Performance gotchas
First time performance
In a fresh Julia session, the first time any function gets called will take a long time because the code has to be compiled on the spot. For instance, compare
@time using MendelImpute
6.958706 seconds (16.72 M allocations: 1.148 GiB, 5.00% gc time)
@time using MendelImpute
0.022658 seconds (32.81 k allocations: 1.886 MiB, 99.49% compilation time)
The first call was 350 times slower than the second time! Fortunately, for large problems, compilation time becomes negligible.
Run MendelImpute in parallel
If Julia is started with multiple threads (e.g. julia --threads 4
), MendelImpute.jl will automatically run your code in parallel.
- How to start Julia with multiple threads.
- Execute
Threads.nthreads()
within Julia to check if multiple thread is enabled - Set the number of BLAS threads to be 1 by
using LinearAlgebra; BLAS.set_num_threads(1)
. This avoids oversubscription.
We recommend number of threads equal to the number of physical CPU cores on your machine. Number of Julia threads should never exceed number of physical CPU cores!! Hyperthreading is valuable for I/O operations (in our experience), but not for linear algebra routines used throughout MendelImpute.
Compressing haplotype panels is slow
Currently it is recommended to build a new compressed reference haplotype panel for every new set of typed SNPs (although this is not strictly required). The compression routine is slow because reading raw VCF files is slow. Thus, it is highly advised that one try to use the same set of typed SNPs as much as possible.
We are actively developing a new set of functions in SnpArrays.jl to alleviate this problem. Since SnpArrays use memory mapping, read times can be improved dramatically.
max_d
too high (or too low)
When you compress the haplotype panels into a .jlso
format, you specified max_d
which is the maximum number of unique haplotypes per window. We generally recommend using max_d = 1000
, BUT 1000 may be too small if you use a reference panel larger than HRC. In that case, you can try larger max_d
, which will improve error rate.
Symptoms for max_d
too high:
Computing optimal haplotypes
is too slow. In particular, the timing for haplopair search
is too high.
Symptoms for max_d
too low:
Too few typed SNPs per window indicates max_d
is set too low. You can calculate the number of typed SNPs per window by dividing the total number of SNPs in the target file by the total windows (a number that will be output after every run).
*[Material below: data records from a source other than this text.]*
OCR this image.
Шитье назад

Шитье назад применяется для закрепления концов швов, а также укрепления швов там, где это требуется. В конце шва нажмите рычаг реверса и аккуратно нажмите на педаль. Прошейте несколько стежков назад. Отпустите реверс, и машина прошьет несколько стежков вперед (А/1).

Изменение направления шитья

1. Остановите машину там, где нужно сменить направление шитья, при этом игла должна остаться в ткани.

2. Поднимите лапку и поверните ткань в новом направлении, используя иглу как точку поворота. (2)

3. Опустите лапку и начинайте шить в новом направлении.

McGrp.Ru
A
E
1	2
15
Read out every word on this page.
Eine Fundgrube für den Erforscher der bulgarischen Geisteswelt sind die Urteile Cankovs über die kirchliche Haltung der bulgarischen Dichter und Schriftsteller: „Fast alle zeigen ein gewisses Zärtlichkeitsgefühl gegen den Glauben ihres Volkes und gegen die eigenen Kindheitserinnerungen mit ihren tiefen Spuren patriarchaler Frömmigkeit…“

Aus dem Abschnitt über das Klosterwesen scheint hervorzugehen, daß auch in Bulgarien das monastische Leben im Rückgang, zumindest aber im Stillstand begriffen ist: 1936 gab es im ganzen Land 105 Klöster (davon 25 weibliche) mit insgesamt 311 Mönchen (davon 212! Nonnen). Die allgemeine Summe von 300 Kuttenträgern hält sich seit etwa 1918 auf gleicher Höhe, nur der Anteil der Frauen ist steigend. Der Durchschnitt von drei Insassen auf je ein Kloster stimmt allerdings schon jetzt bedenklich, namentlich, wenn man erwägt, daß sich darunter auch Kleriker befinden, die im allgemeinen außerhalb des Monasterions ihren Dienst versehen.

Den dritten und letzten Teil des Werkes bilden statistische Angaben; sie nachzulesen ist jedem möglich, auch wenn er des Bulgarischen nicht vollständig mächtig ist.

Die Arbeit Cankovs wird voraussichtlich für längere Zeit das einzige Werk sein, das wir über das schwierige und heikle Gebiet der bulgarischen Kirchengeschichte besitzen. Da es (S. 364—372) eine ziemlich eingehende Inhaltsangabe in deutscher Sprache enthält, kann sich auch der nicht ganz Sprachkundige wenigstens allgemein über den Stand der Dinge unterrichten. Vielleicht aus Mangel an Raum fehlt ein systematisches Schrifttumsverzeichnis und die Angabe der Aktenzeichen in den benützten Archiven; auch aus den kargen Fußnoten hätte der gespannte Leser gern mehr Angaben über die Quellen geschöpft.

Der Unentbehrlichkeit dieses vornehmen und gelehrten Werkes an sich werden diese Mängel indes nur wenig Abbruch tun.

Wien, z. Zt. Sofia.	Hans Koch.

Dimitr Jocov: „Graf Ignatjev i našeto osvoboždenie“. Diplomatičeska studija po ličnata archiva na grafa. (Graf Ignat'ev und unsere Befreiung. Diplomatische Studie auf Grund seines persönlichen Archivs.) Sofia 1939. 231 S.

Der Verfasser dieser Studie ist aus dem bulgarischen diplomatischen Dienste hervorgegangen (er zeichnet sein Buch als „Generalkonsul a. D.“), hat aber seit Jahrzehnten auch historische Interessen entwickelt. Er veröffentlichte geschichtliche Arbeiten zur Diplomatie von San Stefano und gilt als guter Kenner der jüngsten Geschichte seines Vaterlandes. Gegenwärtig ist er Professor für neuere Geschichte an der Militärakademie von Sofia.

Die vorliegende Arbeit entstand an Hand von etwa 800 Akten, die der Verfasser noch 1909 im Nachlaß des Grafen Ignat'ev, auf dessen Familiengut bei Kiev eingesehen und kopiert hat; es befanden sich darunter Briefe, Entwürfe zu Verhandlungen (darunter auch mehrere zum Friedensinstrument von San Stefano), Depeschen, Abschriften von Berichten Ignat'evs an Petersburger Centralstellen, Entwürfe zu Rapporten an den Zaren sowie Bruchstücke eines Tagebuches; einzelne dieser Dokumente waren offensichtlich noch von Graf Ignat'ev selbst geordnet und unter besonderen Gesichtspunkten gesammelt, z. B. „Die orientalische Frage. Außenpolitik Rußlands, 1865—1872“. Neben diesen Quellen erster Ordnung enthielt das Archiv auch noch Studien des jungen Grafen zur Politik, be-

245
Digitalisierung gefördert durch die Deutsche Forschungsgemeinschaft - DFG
Ideally you want an average of 400 typed SNPs per window, but something as low as 50 still works. Something like 10~20 is too low.
I really want to use a high max_d
A high max_d
generally improve error, so it is understandable you want to do so. If a high max_d
value runs too slow, try setting stepwise = 100
and max_haplotypes
to a number that is close to 1000. This avoids searching the global minimizer of the least-squares problem for windows that have more than max_haplotypes
number of unique haplotypes. Setting thinning_factor
instead of stepwise
have a similar effect. Details for these 2 heuristic searches are explained in the appendix of our paper.
Do you have enough memory (RAM)?
While MendelImpute uses the least RAM compared to competing softwares (as of 2020), it is still possible for large imputation problems to consume all available RAM. If this happens, Julia will first try to use swap
before crashing (until all of swap
is consumed). Monitor your RAM usage constantly to make sure this doesn't happen. On Mac/Linux machines, the top
or htop
command will monitor this information. Alternatively, the /usr/bin/time
command will automatically records max RAM usage for job and whether any swap
had been performed.
Rough estimate for amount of RAM needed
There are 4 things that require lots of memory:
- The target genotype matrix $\mathbf{X}_{n \times p}$ requires $n \times p \times 8$ bits. If $\mathbf{X}$ is dosage data, then you need instead $n \times p \times 32$ bits
- The matrix $\mathbf{M}_{d \times d}$ requires $c \times d \times d \times 32$ bits, where $c$ is the number of parallel threads used and $d$ is the number specified in the compress_haplotypes function.
- The matrix $\mathbf{N}_{n \times d}$ requires $c \times n \times d \times 32$ bits, where $c$ is the number of parallel threads used and $d$ is the number specified in the compress_haplotypes function.
- The compressed reference haplotype panel produced by the compress_haplotypes function. This typically requires about $3r$ gigabytes of RAM where $r$ is your panel's size in
.vcf.gz
.
If you do not have the above issues and your code is still running slow, file an issue on GitHub and we will take a look at it ASAP.